2D Programming

This is a simple concept for a language that is addressed in two dimensions.

Imagine programming low level stuff by making flow charts or organizing tiles on a checker board. Each address is a 2D location, and each command points to a next address that is also a 2D location.

How Does it Work?

It works like any other programming language. It has a program counter that points at a command, the command executes, then the program counter moves on. The program counter in this case is 2 dimensional though. So it doesn't really count..

The 2 dimensional program counter is constantly loaded by each instruction that is executed. Therefore, every instruction includes the arguments necessary for the functionality of the instruction, but also includes a next address.

What is this Code For?

The code in this repo is intended to be extended by other users. Its also written in C++ because my main intention is to use it with embedded systems.

Examples are Coming soon....

Syntax

Syntax is a tricky question with 2D programming. In most cases, the syntax will probably be visual. But when it comes down to it, a file will be made at some point that will linearly contain the information.

Currently the command structure will be as follows:

InstructionAddressX InstructionAddressY Command Argument1 Argument2 NextAddrX NextAddrY

With a branch Instruction:
InstructionAddressX InstructionAddressY Command Argument1 Argument2 BrAddrX BrAddrY NextAddrX NextAddrY

That's really hard to look at. So lets do an example program that shows a for loop.

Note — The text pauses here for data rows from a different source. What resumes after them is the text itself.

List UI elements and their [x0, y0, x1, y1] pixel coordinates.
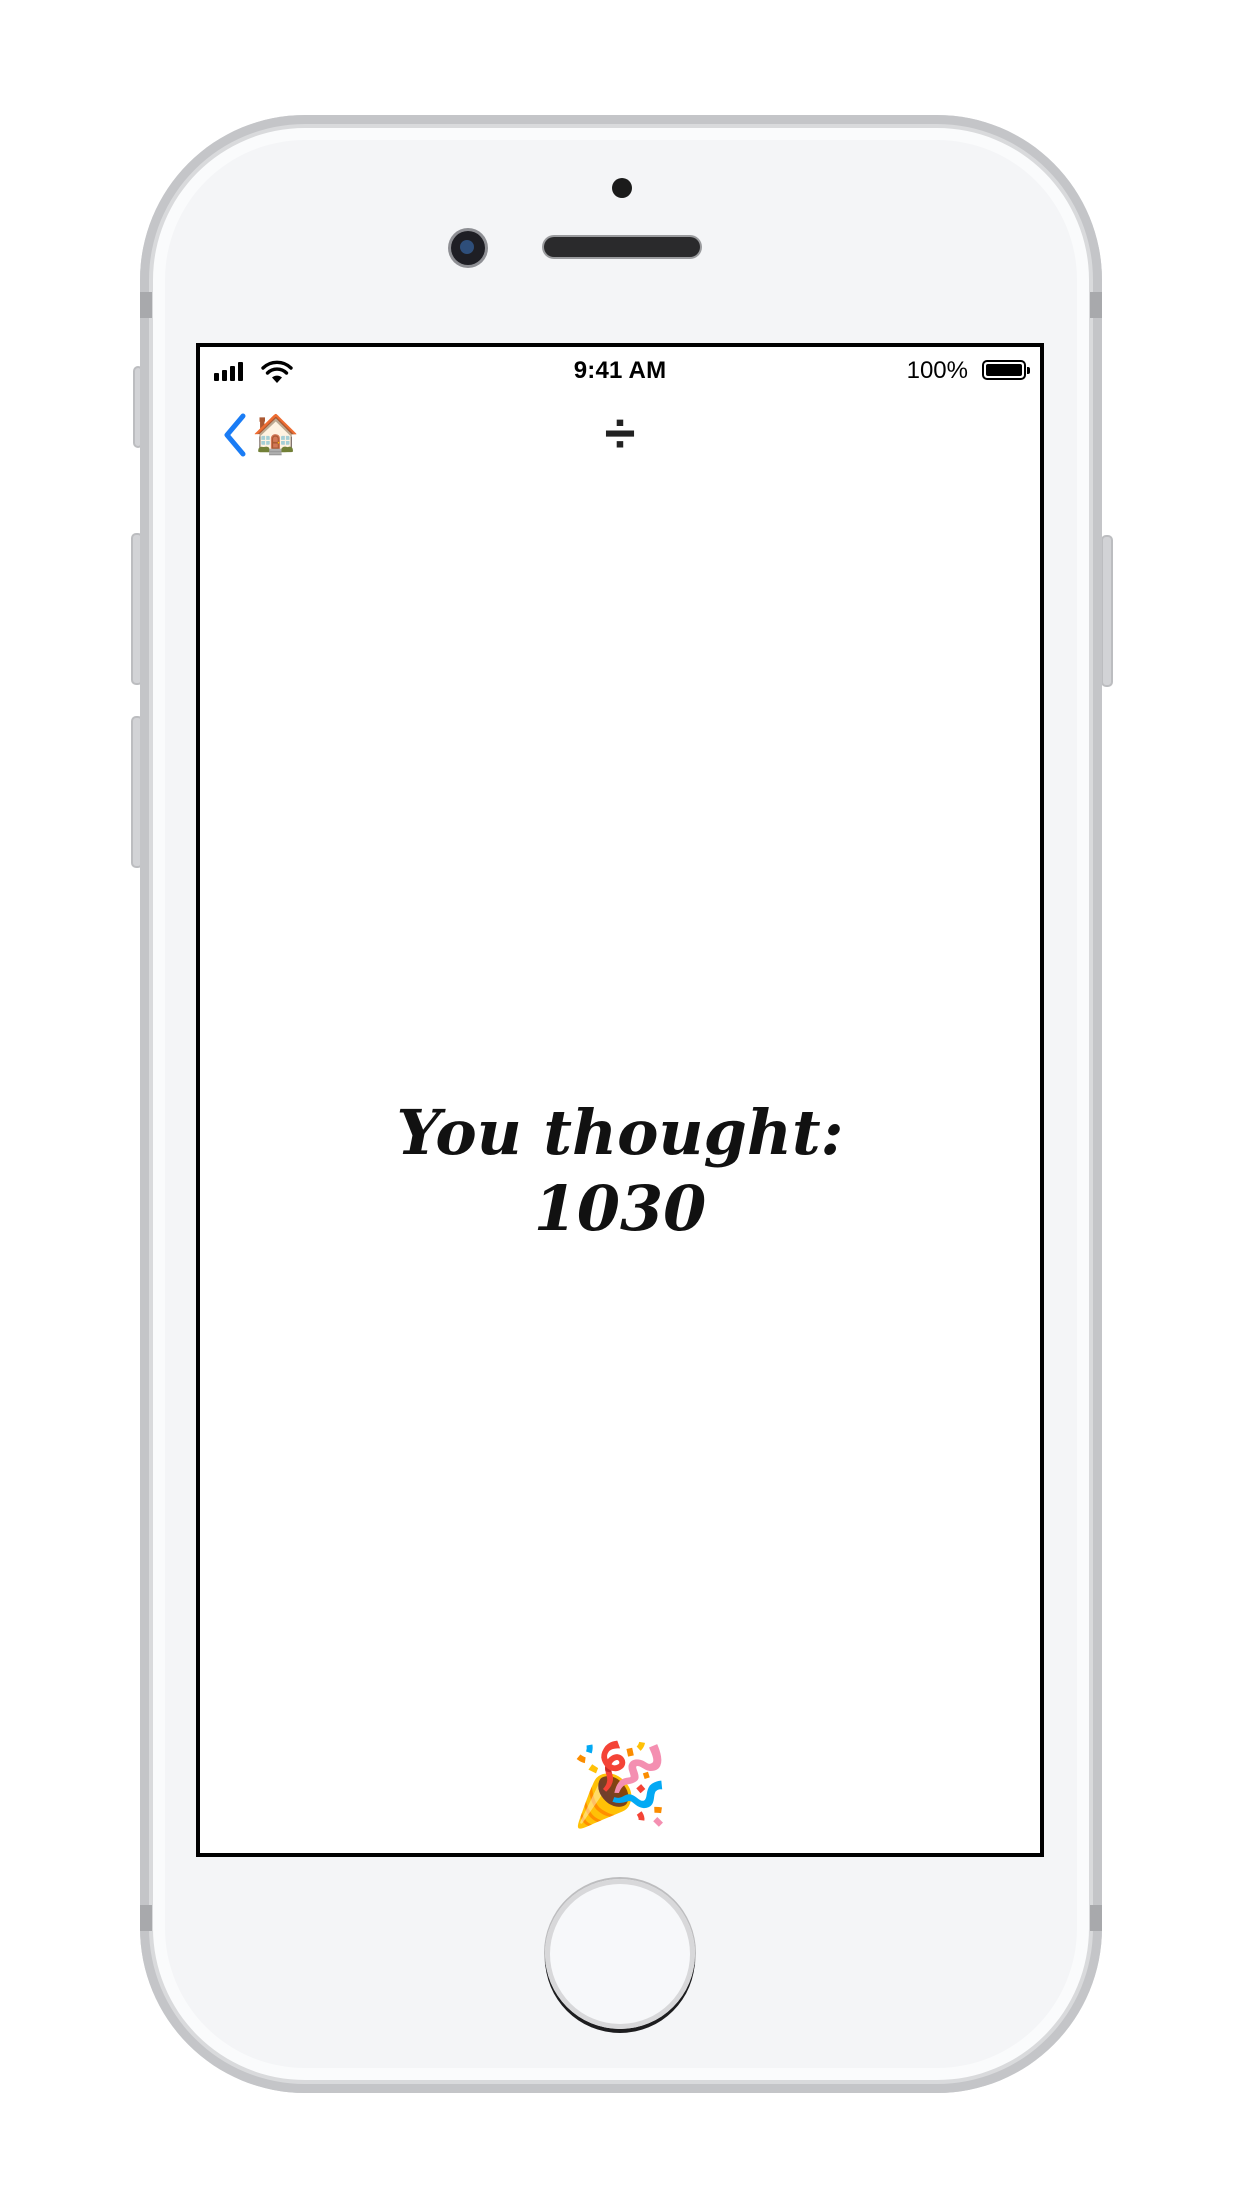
status-bar: 9:41 AM 100%: [200, 347, 1040, 399]
power-button: [1101, 535, 1113, 687]
front-camera-icon: [451, 231, 485, 265]
app-screen: 9:41 AM 100% 🏠 ÷ You thought: 1030 🎉: [196, 343, 1044, 1857]
proximity-sensor: [612, 178, 632, 198]
antenna-band-bottom-right: [1090, 1905, 1102, 1931]
antenna-band-bottom-left: [140, 1905, 152, 1931]
battery-fill: [986, 364, 1022, 376]
battery-percentage: 100%: [906, 357, 968, 384]
result-value: 1030: [533, 1172, 707, 1245]
home-button[interactable]: [545, 1879, 695, 2029]
antenna-band-top-right: [1090, 292, 1102, 318]
earpiece-speaker: [544, 237, 700, 257]
page-title: ÷: [604, 401, 636, 464]
antenna-band-top-left: [140, 292, 152, 318]
battery-icon: [982, 360, 1030, 380]
party-popper-icon: 🎉: [570, 1740, 670, 1829]
thought-result: You thought: 1030: [200, 1095, 1040, 1247]
navigation-bar: 🏠 ÷: [200, 399, 1040, 479]
result-label: You thought:: [396, 1096, 844, 1169]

0 0 Set 0 20 0 1      % Set register 0 to 20 and point to address 0,1
0 1 Set 1 0 0 2       % Set register 1 to 0 and point to address 0,2
0 2 Set 2 1 1 2       % Set Register 2 to 1 and point to address 1,2
1 2 BrGr 0 1 1 1 -1 -1 % Check if register 0 is greater than register 1. Branch to 1,1 if so. If not end program with negative address
1 1 Add 2 1 1 1 2 	  % Add register 2 to register 1 and set register 1 to the sum and point to address 1,2

This is also hard to look at, but that's why this programming language is 2 Dimensional. Humans aren't intended to be the readers of the 'Assembly' this puts out. Anyway, this code will run a for loop that will run until register 1's value reaches 20

Basic Command Set

• Set

  • Sets a register address to a given value
  • Syntax: <AddrX> <AddrY> Set <Reg> <Value> <NextAddrX> <NextAddrY>
  • Example: 0 1 Set 1 20 0 2

• NOp

  • Does nothing, but moves onto the next address. This will be a useful command for "Challenge Style" checkerboard programming!
  • Syntax: <AddrX> <AddrY> NOp <NextAddrX> <NextAddrY>
  • Example: 2 1 NOp 2 2

• Add

  • Adds the values of 2 registers and saves the sum into a third regsiter
  • Syntax: <AddrX> <AddrY> Add <Reg1> <Reg2> <RegDestination> <NextAddrX> <NextAddrY>
  • Example: 0 1 Add 2 1 1 2 2

• Sub

  • Subtracts the value of one register from another register and stores the difference in a third register
  • Syntax: <AddrX> <AddrY> Sub <Reg1> <Reg2> <RegDestination> <NextAddrX> <NextAddrY>
  • Example: 0 2 Sub 1 2 3 1 2
    • Subtracts the value of register 2 from the value of register 1 and stores the value in register 3
    • Since subtraction isn't commuttative, this must noted

• Div

  • Divides the value of one register out of the value of another register and stores the quotient in a third register
  • Syntax: <AddrX> <AddrY> Div <Reg1> <Reg2> <RegDestination> <NextAddrX> <NextAddrY>
  • Example: 1 2 Div 2 3 2 1 3
    • Evaluates to the value of register 2 being divided by the value of register 3 [reg(2)/Reg(3)]. The quotient is then stored in register 2.
    • Division is not commuttative so this must be noted.

• Mult

  • Multiplies the value of one register by the value of another register and stores the product in a third register
  • Syntax: <AddrX> <AddrY> Mult <Reg1> <Reg2> <RegDestination> <NextAddrX> <NextAddrY>
  • Example: 2 3 Mult 1 2 3 2 4

Future Development

The goal of this code is to create an easily extensible 2D programming language that can run on embedded systems.

A code designer that allows visual design of XY code will be created. A compiler for that code designer, and a decompiler will also be made

I fully intend to create a series of libraries for 2D programming to cover things like Arduino control and DSP. These will serve as an example of how to program in 2D, but also should be useful libraries.

Future Libraries Intended to be written:

• Arduino
• DSP
• DsPIC